As I see it – the issue is that large volume news is all about targeting large audiences (to get large ad dollars) and to do that they need to produce information their readers didn’t know. Before the internet, and after the telephone, there was a long period of time where 24 hours was usually plenty of time to stay ahead of most readers in terms of what they didn’t already know.
If the telephone was invented in 1849, and the above graph says it took 70 years for 50% of the population to have one, that takes us to about 1920. So then if you figure Internet adoption happened at around 2000, that’s an 80 year window of smooth sailing for media.
The obvious crisis is that most of us already know the big stories within an hour or two of when the news breaks on CNN or ESPN or Geekwire, we all get news from a few places.

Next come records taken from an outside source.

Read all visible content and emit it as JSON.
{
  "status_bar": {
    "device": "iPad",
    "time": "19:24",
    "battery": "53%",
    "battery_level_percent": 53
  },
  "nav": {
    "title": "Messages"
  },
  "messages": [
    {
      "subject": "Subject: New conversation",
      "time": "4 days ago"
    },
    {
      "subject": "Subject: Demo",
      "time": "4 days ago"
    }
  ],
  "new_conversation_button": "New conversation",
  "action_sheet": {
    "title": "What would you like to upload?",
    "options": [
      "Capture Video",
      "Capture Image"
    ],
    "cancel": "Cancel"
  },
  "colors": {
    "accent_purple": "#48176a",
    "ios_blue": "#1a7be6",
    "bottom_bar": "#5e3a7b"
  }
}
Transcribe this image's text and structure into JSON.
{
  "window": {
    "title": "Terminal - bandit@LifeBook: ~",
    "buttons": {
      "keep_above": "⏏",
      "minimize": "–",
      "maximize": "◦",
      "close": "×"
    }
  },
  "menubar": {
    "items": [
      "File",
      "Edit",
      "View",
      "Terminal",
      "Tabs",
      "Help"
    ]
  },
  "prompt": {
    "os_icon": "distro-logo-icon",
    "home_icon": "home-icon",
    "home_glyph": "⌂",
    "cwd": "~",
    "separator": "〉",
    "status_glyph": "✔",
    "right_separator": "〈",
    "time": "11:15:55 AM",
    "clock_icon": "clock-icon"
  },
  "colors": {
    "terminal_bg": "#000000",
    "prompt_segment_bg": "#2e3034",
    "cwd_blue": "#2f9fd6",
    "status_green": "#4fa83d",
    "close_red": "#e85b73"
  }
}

Sports was the first casualty – people who really follow sports figure out all of the sports scores an hour or so of when they happen – so for a print paper like The New York Times – to have a section the next day, the information has to be pretty obscure – things that are not on the front page of those online news sites, and I give The New York Times a lot of credit. Especially over the past five years, their sports section has really gone to the edges and struck a very careful balance between the nugget and the “who cares”
But this isn’t just about the print version of The New York Times.
This is about the ongoing role of the media. They can either go for a lower volume of people who still don’t know the news – and inform them, or they can continue to target the higher volumes and add details most of us have missed – either with more obscure facts (which risk having the mass appeal) or adding more opinions, which is a shift in their expected objectivity – but clearly places like Fox News and CNN have thrown objective reporting out the window. One frontier that is interesting is to move the timeline to focus less on what already happened, to more on what’s coming. There’s still a way the media can stay ahead of what information we are taking in – by telling us what’s coming, and what could happen. In a sense the media could all become more like weather people – meteorologists – saying here’s what’s probably going to happen today – and watch out for what’s coming later in the week.
This isn’t limited to news and large audiences. The same applies to our LinkedIn, Facebook, and other, smaller circles of information sharing.
I haven’t read all of Ember’s report yet – but I am looking forward to it and I am eager to hear what’s coming. Because I suspect that’s a big part of the future role of the media – to focus more on the future, than the past.